Liar, Liar, Pants on Fire by Naomi Atwood
- StoryTeller
- Sep 16
- 3 min read
Updated: Sep 19
Naomi Atwood

Naomi Atwood is and older Japanese Canadian woman who has lately been reflecting upon the many interesting events in her life. Now she wants to share these many aspects of adversity in the hope that they might be helpful to others in meeting challenges in their lives. She has found that writing in short story form is to her liking, and a way to express vignettes of her life. She has previously been involved in autobiographical writing in her pursuit of advanced education.
LIAR, LIAR, PANTS ON FIRE
One evening, while we were getting ready for bed, my husband of 39 years showed me a red sore on his genitals that he had just discovered, and did not know what it was. I had never seen such a thing either, and recommended that he have it checked by a doctor. In the meantime, I thought it best that we do not have sexual intercourse, although he liked to have it every day. He would usually make me feel guilty if I were unwilling or unavailable.
A few days later, I asked him what the doctor had said. He replied off-handedly that the doctor had said that “it was nothing.”
When I pressed him and asked what the doctor had recommended, he said, “Nothing. He said it will go away on its own.”
I had my doubts that it was nothing. It mostly definitely appeared to be something.
Then I asked if it was contagious. He said no. When I asked if it was safe for me, if we were to have sex. He reassured me, “Oh, yes, there is no problem.” With reluctance, being naïve, having no reason to doubt him, and not thinking to do some of
my own research, we continued to have unprotected sex, as husband and wife.
Our marriage had been characterized by my being dominated by my husband. I always had to be careful about what I said, what I laughed at, who I talked to, and what actions I took, for fear of criticism or recriminations. I had married him for all the wrong reasons. I suppose it was the old trope of “looking for love in all the wrong places.” He was very much like my father, from whom I had suffered continual disapproval and blame in my youth. They were also both second-generation Japanese Canadian men, traditional, and set in their patriarchal ways.
My husband and I had a child before we were married, when I was 19, and although he offered to marry me, I declined, choosing instead to move away, to hide the pregnancy from parents, friends and family, and place the baby for adoption.
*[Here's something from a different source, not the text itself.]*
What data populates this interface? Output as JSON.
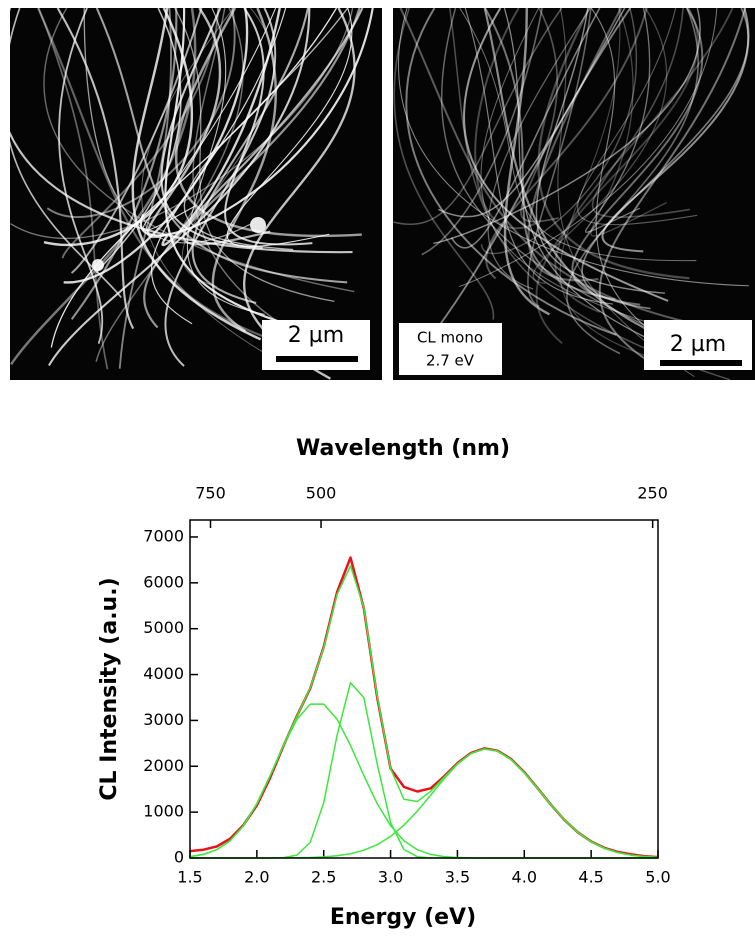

At the time, it was not uncommon to “have to get married.” But, coming, as I had, from a shame-based Japanese culture, I wanted to shield myself and my family from disgrace.
It was a very difficult journey, with little support from him. However, I later married him, as much for solace and respectability, as for what could be called love. I felt like “used goods” and could not contemplate having a relationship with another man. It was little comfort being together with him, however, as my husband would never allow me to talk about our first child, and forbade me from talking to anyone else.
At the time of the medical issue, our marriage was reaching its last stages. After many years of contemplating separation, I finally decided that I was tired of all the repression, recrimination, derision, and unhappiness, and I decided to leave him.
Some years later, I went to my own doctor with vaginal discomfort, and after some tests, my doctor said that I had genital herpes. When I asked how I might have contracted it, he said that it is only spread through direct sexual contact, and it can take years to develop. When he showed me pictures of what it looked like on the male genitals, I recognized it immediately.
I was shocked. This is what my husband had. The pieces all came together, and I realized that he had told me a series of barefaced lies. Whether or not he had actually gone to a doctor at that time, I will never know. But what I did know was that I was not the one who had caught herpes from another sexual partner. So, his philandering left me now with a lifelong, embarrassing, incurable condition of the most intimate kind. Although not life-threatening, I could have an outbreak at any time, requiring medical treatment, and of course, would have to discuss it with any future sexual partner.
Yes, I had been the one to end the marriage. My husband acted the part of the victim, but ultimately, the real victim was me.